食事や歯みがきの際は取り外しができ、清潔を保ちやすいのも特徴です。治療期間の目安は1年〜3年、費用相場は60万〜100万円です。なお、噛み合わせの悪さが重度だったり、歯並びが悪過ぎたりする場合はマウスピースによる治療が行えない可能性があります。
矯正歯科治療
歯並びの悪さが噛み合わせの悪さにつながっているのであれば、ワイヤー矯正がおすすめです。これはブラケットとワイヤーと呼ばれる矯正装置を歯の表面に付けて歯を動かす、代表的な矯正方法です。適応範囲が広く、さまざまな症例に対応可能なことがメリットですが、目立ちやすい・人に気付かれやすいというデメリットもあります。特に接客業の方など、見た目が気になる人は向いていないかもしれません。
このような場合、装置を歯の裏側に付ける裏側矯正や白くて目立ちにくい装置を用いた矯正方法もありますので、歯科医師に相談してみてください。治療期間の目安は1年〜3年、費用相場は60万〜130万円となっています。歯を矯正するだけでは不十分な場合は、顎の骨や歯周組織、顎関節に直接アプローチする外科手術が採用されることもあります。
噛み合わせの悪化を防ぐ方法
最後に噛み合わせの悪化を防ぐ方法をご紹介します。この方法は主に5つあります。1つは頬杖をやめることです。頬杖を付くことで、片方の歯や顎の骨に頭の重さがのしかかり、少しずつ歯並びや噛み合わせに影響を及ぼすからです。
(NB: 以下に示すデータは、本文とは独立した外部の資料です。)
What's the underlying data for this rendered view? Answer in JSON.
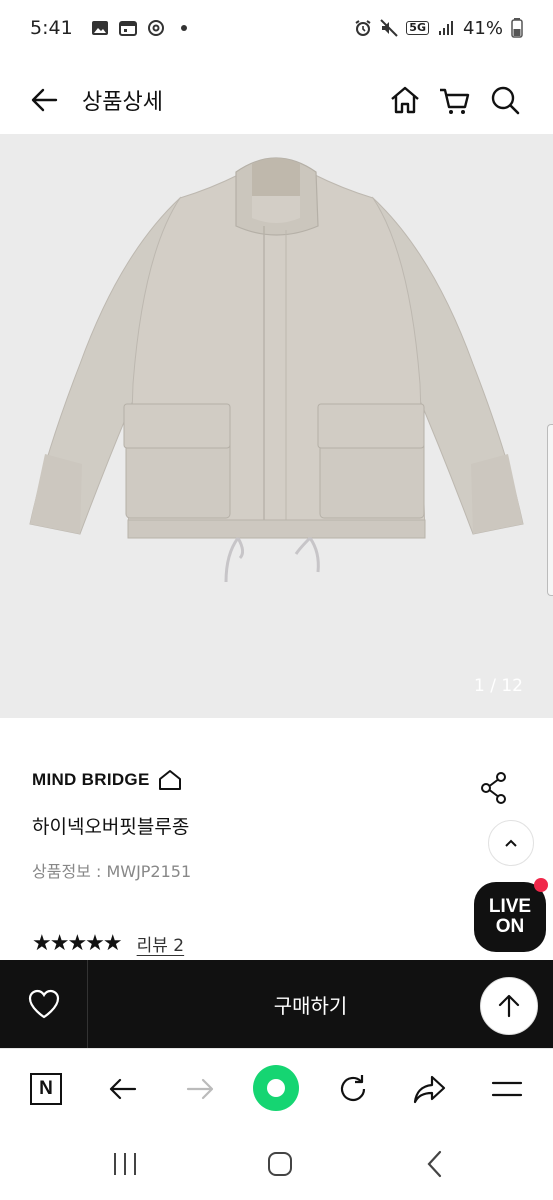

2つ目は舌癖に気を付けることです。舌癖とは、歯の間から無意識に舌を出したり舌を歯に押し付けてしまったりすることで、これを続けてしまうと歯並びや噛み合わせが乱れてしまいます。上顎に舌を付けておくことを意識しましょう。
3つ目は歯を失ったまま放置しないことです。歯を1本でも抜けたままにしていると、空いたスペースに歯が倒れ込み徐々に噛み合わせが悪くなっていきます。何らかの原因で歯が抜けた状態になっている方は、早めに歯科医師に相談してください。
4つ目はストレスを取り除くことです。ストレスがたまっていると、就寝中に無意識に歯ぎしりをしてしまう可能性が高くなります。入浴や適度な運動、趣味などに時間を費やし、ストレスを解消することで顎に過度な力が加わることを防ぐことができます。爪を噛む癖がある方は、こちらもやめるように意識しましょう。爪は硬く、噛むには相当な力が必要になり、続けると前歯を中心に歯並びが乱れてしまうためです。
編集部まとめ
いかがでしたでしょうか。噛み合わせの悪さは見た目や噛みにくさに影響を及ぼすだけでなく、全身の健康とも関係しています。そのため、正しい知識を得ることと適切な対応が重要です。もしご自身に当てはまる症状や気になることがあれば、早めに歯科医師に相談するようにしましょう。